Он помял платок в кулаке и положил его обратно в штаны.

— На! — быстро вынул бумажник Иван Митрофанович и протянул ему «радужную» — двадцать пять рублей. — На возьми, Коля. Не стесняйся: у меня есть…

— Много это, Иван Митрофанович. Да и вообще…

— Что вообще? Глупости! — искренно и серьезно выкрикнул Теплухин. — Ну, живо — бери! Отдашь когда-нибудь…

— А я возьму… знаете! — просто и весело сказал теперь Токарев. — Ведь знаю, от кого беру… не подачку, не милостыню, а от товарища? Правда?

— Ну, конечно… — опустил глаза Иван Митрофанович. — Прощай, Николай!

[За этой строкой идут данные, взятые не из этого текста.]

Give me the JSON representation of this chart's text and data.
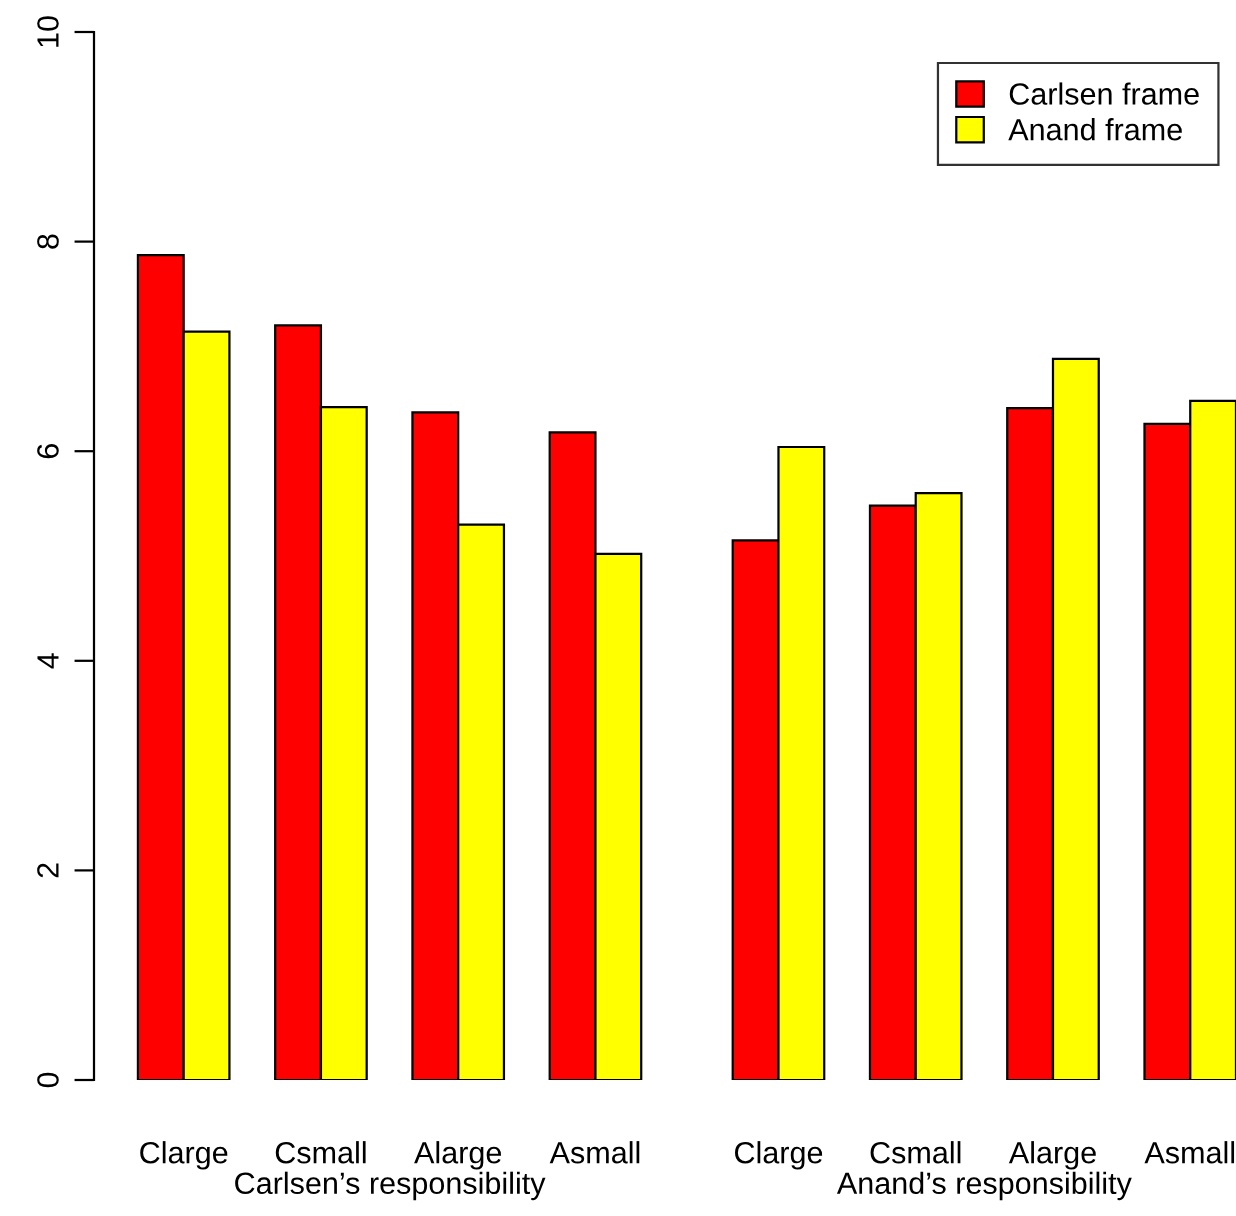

И, не оборачиваясь, забыв, что ли, пожать руку ему, он заторопился к своему вагону, хотя знал, что поезд не сразу еще трогается.

— Прощайте! — крикнул ему вслед Токарев и пошел к своему составу, что-то напевая.

Он шагал, грузно втаптывая свои тяжелые солдатские сапоги в рыхлый грязный песок, отшвыривая по-мальчишески носком вбок лежавшие на пути всякие отбросы.

В вагоне четвертого класса, с маленькими, узкими, с крестообразной рамой окошечками, он нашел свое место среди таких же солдат, как и он, — уволенных из армии на время или без срока: искалеченных, с отравленными легкими, безруких, безногих, хромых.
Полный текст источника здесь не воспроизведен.